The bank's 2012 Pillar 3 disclosures, which are required under Basel II, show that it had a minimum capital requirement of £4.590m against actual capital of £15.286m. The Tier 2 capital, which is a provision for bad and doubtful debts, was £0.576m.
The bank's policy in lending to its customers is also risk-averse and it is proud of the low number of bad debts. At the end of the 2011 financial year, it had £49.128m as advances to customers. It provides only a few hundred business and personal loans, fewer than a hundred mortgages and a small number of bridging loans at any one time.
The bank's lending is subdivided into development, investment residential, investment commercial, mortgages, bridging loans, and other. It follows strict guidelines on how much it lends in each category to ensure that the lending book is not concentrated in one sector.
Furthermore, as a mortgage provider, it lends a maximum of 90% of the lower of the property price and its valuation. ASB prefers the first and only charge over property as security, and any property that is granted to ASB as security must be insured.
The bank does not lend money outside the UK (and most of its lending is within Scotland). It therefore has had no direct exposure to the eurozone crisis.
Withstanding the crisis
ASB was not a direct casualty of the 2007 financial crisis, but it inevitably feels any downturns in the UK economy. For instance, it has been affected by the dramatic increase in financial regulations post-crisis.
ASB must ensure that the new procedures are followed, which is expensive and increases staff workload. On the other hand, deposits have increased: modern methods of banking mean that depositors may be attracted from outside the bank's local area.

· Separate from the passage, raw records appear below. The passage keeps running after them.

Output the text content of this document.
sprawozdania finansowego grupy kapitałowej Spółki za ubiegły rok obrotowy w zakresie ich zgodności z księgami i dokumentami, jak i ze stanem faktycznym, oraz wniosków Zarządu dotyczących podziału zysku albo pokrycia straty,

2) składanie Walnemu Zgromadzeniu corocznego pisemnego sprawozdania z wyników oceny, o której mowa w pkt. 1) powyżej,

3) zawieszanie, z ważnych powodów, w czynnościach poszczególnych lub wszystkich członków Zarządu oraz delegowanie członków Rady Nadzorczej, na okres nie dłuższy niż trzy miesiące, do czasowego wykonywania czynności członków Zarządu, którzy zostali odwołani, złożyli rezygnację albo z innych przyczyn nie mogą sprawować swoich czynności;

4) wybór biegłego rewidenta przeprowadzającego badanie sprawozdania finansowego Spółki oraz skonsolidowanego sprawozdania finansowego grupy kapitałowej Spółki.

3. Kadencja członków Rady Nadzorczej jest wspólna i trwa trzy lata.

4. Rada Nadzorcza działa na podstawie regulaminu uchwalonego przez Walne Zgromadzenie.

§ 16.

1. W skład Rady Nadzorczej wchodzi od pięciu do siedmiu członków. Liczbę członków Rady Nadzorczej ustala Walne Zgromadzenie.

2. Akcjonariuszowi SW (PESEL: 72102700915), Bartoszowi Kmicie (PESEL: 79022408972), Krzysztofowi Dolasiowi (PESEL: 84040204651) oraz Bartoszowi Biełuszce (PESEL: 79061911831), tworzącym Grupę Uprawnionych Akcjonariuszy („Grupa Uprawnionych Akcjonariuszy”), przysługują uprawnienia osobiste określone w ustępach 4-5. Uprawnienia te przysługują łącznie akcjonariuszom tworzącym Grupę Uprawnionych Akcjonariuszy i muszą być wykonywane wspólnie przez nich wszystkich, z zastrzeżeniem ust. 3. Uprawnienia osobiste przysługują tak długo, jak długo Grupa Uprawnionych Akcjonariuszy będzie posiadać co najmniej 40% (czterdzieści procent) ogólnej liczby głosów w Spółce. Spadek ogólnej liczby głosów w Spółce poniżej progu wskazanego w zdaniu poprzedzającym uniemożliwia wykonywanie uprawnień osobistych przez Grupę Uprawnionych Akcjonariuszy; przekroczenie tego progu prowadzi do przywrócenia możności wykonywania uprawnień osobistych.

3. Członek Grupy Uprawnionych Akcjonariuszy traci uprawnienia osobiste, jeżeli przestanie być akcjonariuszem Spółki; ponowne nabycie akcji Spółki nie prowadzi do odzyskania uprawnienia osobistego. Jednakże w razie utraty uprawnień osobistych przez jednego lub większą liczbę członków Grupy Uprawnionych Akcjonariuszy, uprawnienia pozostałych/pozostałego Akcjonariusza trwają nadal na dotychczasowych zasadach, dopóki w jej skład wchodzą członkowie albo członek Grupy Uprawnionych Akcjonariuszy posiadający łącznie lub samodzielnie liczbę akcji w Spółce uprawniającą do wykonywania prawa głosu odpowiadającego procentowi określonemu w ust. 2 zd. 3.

It is also feeling the effect of low interest rates. Although its focus is to help customers save, it is currently unable to offer attractive savings rates. It is also unable to make large profits from its gilts, customer advances and deposits in other banks, but can offer security.
The bank was set up to help local people and it continues to provide a personal service, with managers in every branch. It refuses to sell unnecessary products. It encourages thrift through its School Savings Scheme (established in 1924) and staff visit nursing homes to provide banking for elderly clients.
ASB is also involved in its communities in other ways, including an anti-doorstep-fraud initiative with Strathclyde Police. Four apprentices were hired by the bank this year as part of the 'North Lanarkshire's Working' scheme.
The bank has moved with the times to provide its customers with loans, chip-and-pin cards, online and basic telephone banking. This means its customer base is expanding to a wider area of Scotland - and into England.
In 2010, several prominent Scottish business people made large deposits with ASB to help it to expand and increase lending to local businesses. The opening of the Falkirk branch was a direct result.
Since its establishment, Airdrie Savings Bank has been of great benefit to residents. It continues to look after its customers, provide a friendly service, and has adapted steadily to the needs of modern depositors. If every part of Britain had such an institution, the public might not feel so let down by some aspects of the British banking system.
 Knox, James, The Triumph of Thrift, Baird & Hamilton Ltd., 1927.
 Munn, Charles W., Airdrie Savings Bank: A History, Airdrie Savings Bank, 2010.